I'm not sure if creating a secondary service account would help much? Since you'd have to authorize the .json file in the script and then gs4 would take whichever is last (that's my assumption at least).

Quick edit --- I changed the Sys.sleep from Sys.sleep(.5) to Sys.sleep(1) and didn't encounter any errors or retries. Not sure how important the .5 second interval is for you but might be worth a shot if you can't use the dev version of gargle for now?

nikosbosse commented 3 years ago

I had been using the cran versions so far, but I agree it is a good idea to switch to the dev packages. Interesting you also saw a retry around 30... I'll try it out and report back!

My real world application for this is within in a shiny app. My thought was that I could, for example, supply different service account tokens to the app. Then the shiny app could choose one at random. That would (at least probabilistically) distribute the load across different users (if that makes a difference at all)

nikosbosse commented 3 years ago

Based on your suggestions I posted an answer / short explainer to my original question on stackoverflow that people may find helpful: https://stackoverflow.com/questions/66186332/googlesheets-quota-limit-issues-possible-failure-to-use-api-key/66387782#66387782. Let me know if it would be helpful for you if I wrote that down in more detail and contributed it to documentation. Thank you very much for your kind help! I'm closing this issue for now, because I believe that my problem is solved now for most practical applications. I still find it intriguing that @cpilat97 and me sometimes ran in to issues around the 30 request mark - but I suspect that has more to do with Google than with the googlesheets4 package.

jennybc commented 3 years ago

Glad things seem to be sorted out!

I have a minor comment on this:

options(gargle_oauth_cache = ".secrets")
drive_auth(cache = ".secrets", email = "iamatestotest@gmail.com")

Here's the signature of drive_auth():

drive_auth <- function(email = gargle::gargle_oauth_email(),
                       path = NULL,
                       scopes = "https://www.googleapis.com/auth/drive",
                       cache = gargle::gargle_oauth_cache(),                      # <-- LOOK AT THIS
                       use_oob = gargle::gargle_oob_default(),
                       token = NULL) { ... }

So once you've set the option that controls gargle's cache location, you're good. I recommend you use the option or the function argument, but not both. I'd probably use the option.

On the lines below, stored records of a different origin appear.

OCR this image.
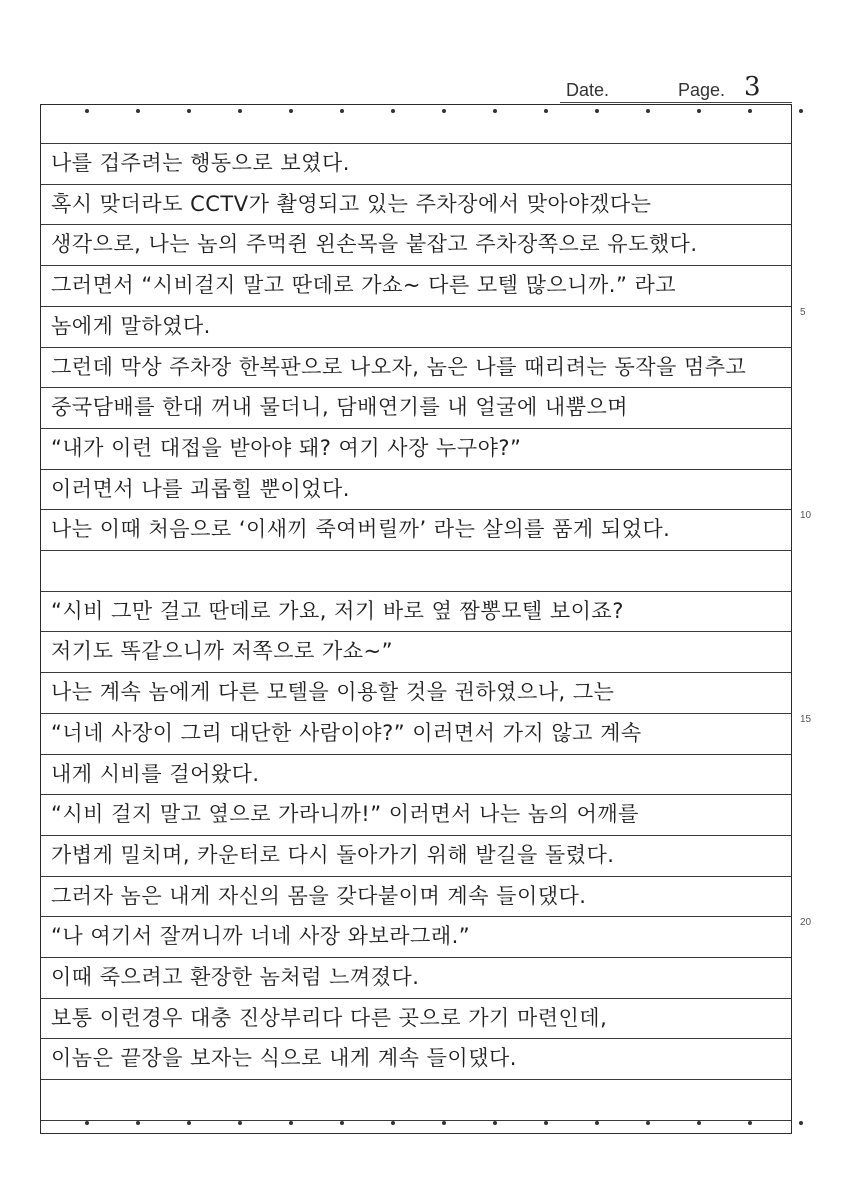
Date.	Page. 3
나를 겁주려는 행동으로 보였다.
혹시 맞더라도 CCTV가 촬영되고 있는 주차장에서 맞아야겠다는
생각으로, 나는 놈의 주먹쥔 왼손목을 붙잡고 주차장쪽으로 유도했다.
그러면서 “시비걸지 말고 딴데로 가쇼~ 다른 모텔 많으니까.” 라고
놈에게 말하였다.
그런데 막상 주차장 한복판으로 나오자, 놈은 나를 때리려는 동작을 멈추고
중국담배를 한대 꺼내 물더니, 담배연기를 내 얼굴에 내뿜으며
“내가 이런 대접을 받아야 돼? 여기 사장 누구야?”
이러면서 나를 괴롭힐 뿐이었다.
나는 이때 처음으로 ‘이새끼 죽여버릴까’ 라는 살의를 품게 되었다.
“시비 그만 걸고 딴데로 가요, 저기 바로 옆 짬뽕모텔 보이죠?
저기도 똑같으니까 저쪽으로 가쇼~”
나는 계속 놈에게 다른 모텔을 이용할 것을 권하였으나, 그는
“너네 사장이 그리 대단한 사람이야?” 이러면서 가지 않고 계속
내게 시비를 걸어왔다.
“시비 걸지 말고 옆으로 가라니까!” 이러면서 나는 놈의 어깨를
가볍게 밀치며, 카운터로 다시 돌아가기 위해 발길을 돌렸다.
그러자 놈은 내게 자신의 몸을 갖다붙이며 계속 들이댔다.
“나 여기서 잘꺼니까 너네 사장 와보라그래.”
이때 죽으려고 환장한 놈처럼 느껴졌다.
보통 이런경우 대충 진상부리다 다른 곳으로 가기 마련인데,
이놈은 끝장을 보자는 식으로 내게 계속 들이댔다.
5
10
15
20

I see a lot of baroque auth code, because I think people just try all sorts of things, turning various dials and knobs, and then are so relieved when it works that they just leave the code as it is. But eventually this saddles you with code you're afraid to touch, because you're not sure why it works.

jennybc commented 3 years ago

More comments based on reading everything above:

jennybc commented 3 years ago

Does read_sheet(ss = sheet_id) fire more than one request?

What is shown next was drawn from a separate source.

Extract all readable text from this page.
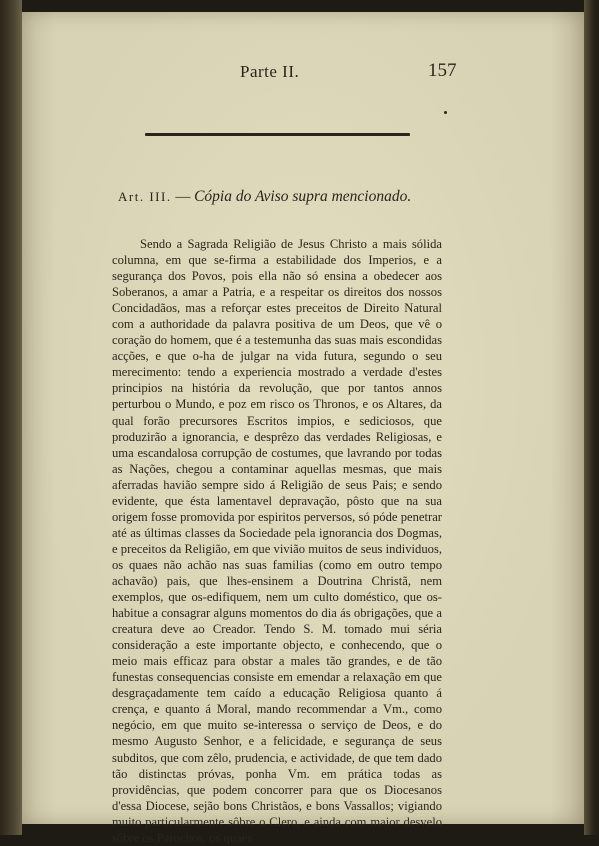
Parte II.	157
Art. III. — Cópia do Aviso supra mencionado.
Sendo a Sagrada Religião de Jesus Christo a mais sólida columna, em que se-firma a estabilidade dos Imperios, e a segurança dos Povos, pois ella não só ensina a obedecer aos Soberanos, a amar a Patria, e a respeitar os direitos dos nossos Concidadãos, mas a reforçar estes preceitos de Direito Natural com a authoridade da palavra positiva de um Deos, que vê o coração do homem, que é a testemunha das suas mais escondidas acções, e que o-ha de julgar na vida futura, segundo o seu merecimento: tendo a experiencia mostrado a verdade d'estes principios na história da revolução, que por tantos annos perturbou o Mundo, e poz em risco os Thronos, e os Altares, da qual forão precursores Escritos impios, e sediciosos, que produzirão a ignorancia, e desprêzo das verdades Religiosas, e uma escandalosa corrupção de costumes, que lavrando por todas as Nações, chegou a contaminar aquellas mesmas, que mais aferradas havião sempre sido á Religião de seus Pais; e sendo evidente, que ésta lamentavel depravação, pôsto que na sua origem fosse promovida por espiritos perversos, só póde penetrar até as últimas classes da Sociedade pela ignorancia dos Dogmas, e preceitos da Religião, em que vivião muitos de seus individuos, os quaes não achão nas suas familias (como em outro tempo achavão) pais, que lhes-ensinem a Doutrina Christã, nem exemplos, que os-edifiquem, nem um culto doméstico, que os-habitue a consagrar alguns momentos do dia ás obrigações, que a creatura deve ao Creador. Tendo S. M. tomado mui séria consideração a este importante objecto, e conhecendo, que o meio mais efficaz para obstar a males tão grandes, e de tão funestas consequencias consiste em emendar a relaxação em que desgraçadamente tem caído a educação Religiosa quanto á crença, e quanto á Moral, mando recommendar a Vm., como negócio, em que muito se-interessa o serviço de Deos, e do mesmo Augusto Senhor, e a felicidade, e segurança de seus subditos, que com zêlo, prudencia, e actividade, de que tem dado tão distinctas próvas, ponha Vm. em prática todas as providências, que podem concorrer para que os Diocesanos d'essa Diocese, sejão bons Christãos, e bons Vassallos; vigiando muito particularmente sôbre o Clero, e ainda com maior desvelo sôbre os Parochos, os quaes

And, yes, each high-level googlesheets4 call will potentially make multiple requests, because we often need to get metadata about the Sheet before we can fully craft the main request. I try to batch as much as I can, but some "extra" requests are unavoidable.

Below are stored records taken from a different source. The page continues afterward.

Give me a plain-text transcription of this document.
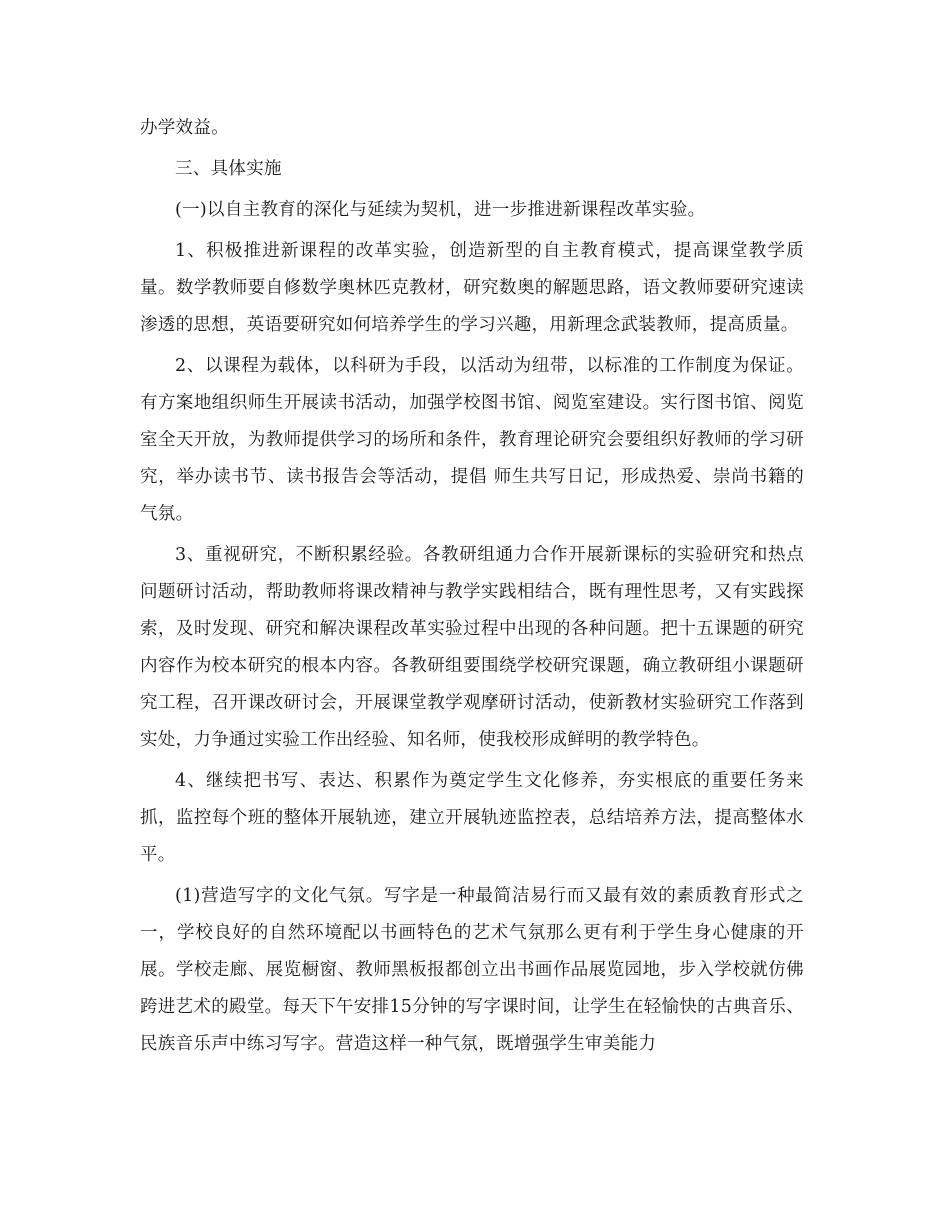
办学效益。

三、具体实施

(一)以自主教育的深化与延续为契机，进一步推进新课程改革实验。

1、积极推进新课程的改革实验，创造新型的自主教育模式，提高课堂教学质量。数学教师要自修数学奥林匹克教材，研究数奥的解题思路，语文教师要研究速读渗透的思想，英语要研究如何培养学生的学习兴趣，用新理念武装教师，提高质量。

2、以课程为载体，以科研为手段，以活动为纽带，以标准的工作制度为保证。有方案地组织师生开展读书活动，加强学校图书馆、阅览室建设。实行图书馆、阅览室全天开放，为教师提供学习的场所和条件，教育理论研究会要组织好教师的学习研究，举办读书节、读书报告会等活动，提倡 师生共写日记，形成热爱、崇尚书籍的气氛。

3、重视研究，不断积累经验。各教研组通力合作开展新课标的实验研究和热点问题研讨活动，帮助教师将课改精神与教学实践相结合，既有理性思考，又有实践探索，及时发现、研究和解决课程改革实验过程中出现的各种问题。把十五课题的研究内容作为校本研究的根本内容。各教研组要围绕学校研究课题，确立教研组小课题研究工程，召开课改研讨会，开展课堂教学观摩研讨活动，使新教材实验研究工作落到实处，力争通过实验工作出经验、知名师，使我校形成鲜明的教学特色。

4、继续把书写、表达、积累作为奠定学生文化修养，夯实根底的重要任务来抓，监控每个班的整体开展轨迹，建立开展轨迹监控表，总结培养方法，提高整体水平。

(1)营造写字的文化气氛。写字是一种最简洁易行而又最有效的素质教育形式之一，学校良好的自然环境配以书画特色的艺术气氛那么更有利于学生身心健康的开展。学校走廊、展览橱窗、教师黑板报都创立出书画作品展览园地，步入学校就仿佛跨进艺术的殿堂。每天下午安排15分钟的写字课时间，让学生在轻愉快的古典音乐、民族音乐声中练习写字。营造这样一种气氛，既增强学生审美能力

nikosbosse commented 3 years ago

Thank you very much, Jenny, for your kindness and patience with this! I assume a lot of people must have a lot of questions all the time, and I feel your support really is extraordinary and is greatly appreciated!

So once you've set the option that controls gargle's cache location, you're good. I recommend you use the option or the function argument, but not both. I'd probably use the option.

makes total sense. Copied that code from somewhere and didn't look into it more closely. I can edit it in the first message and SO question if you like.

All of this is really neat and in general working very well. Luckily I don't have to make crazy requests in a for loop - that was just to make sure I can reproduce the issue. Excited about the features to come!

jennybc commented 3 years ago

I have since looked at the analytics for the built-in oauth app and someone is clearly overusing it and, specifically, using up all/most of the quota, leading to high error rates for everyone.

This is a downside of a built-in app, i.e. I can't curb inappropriate use of it.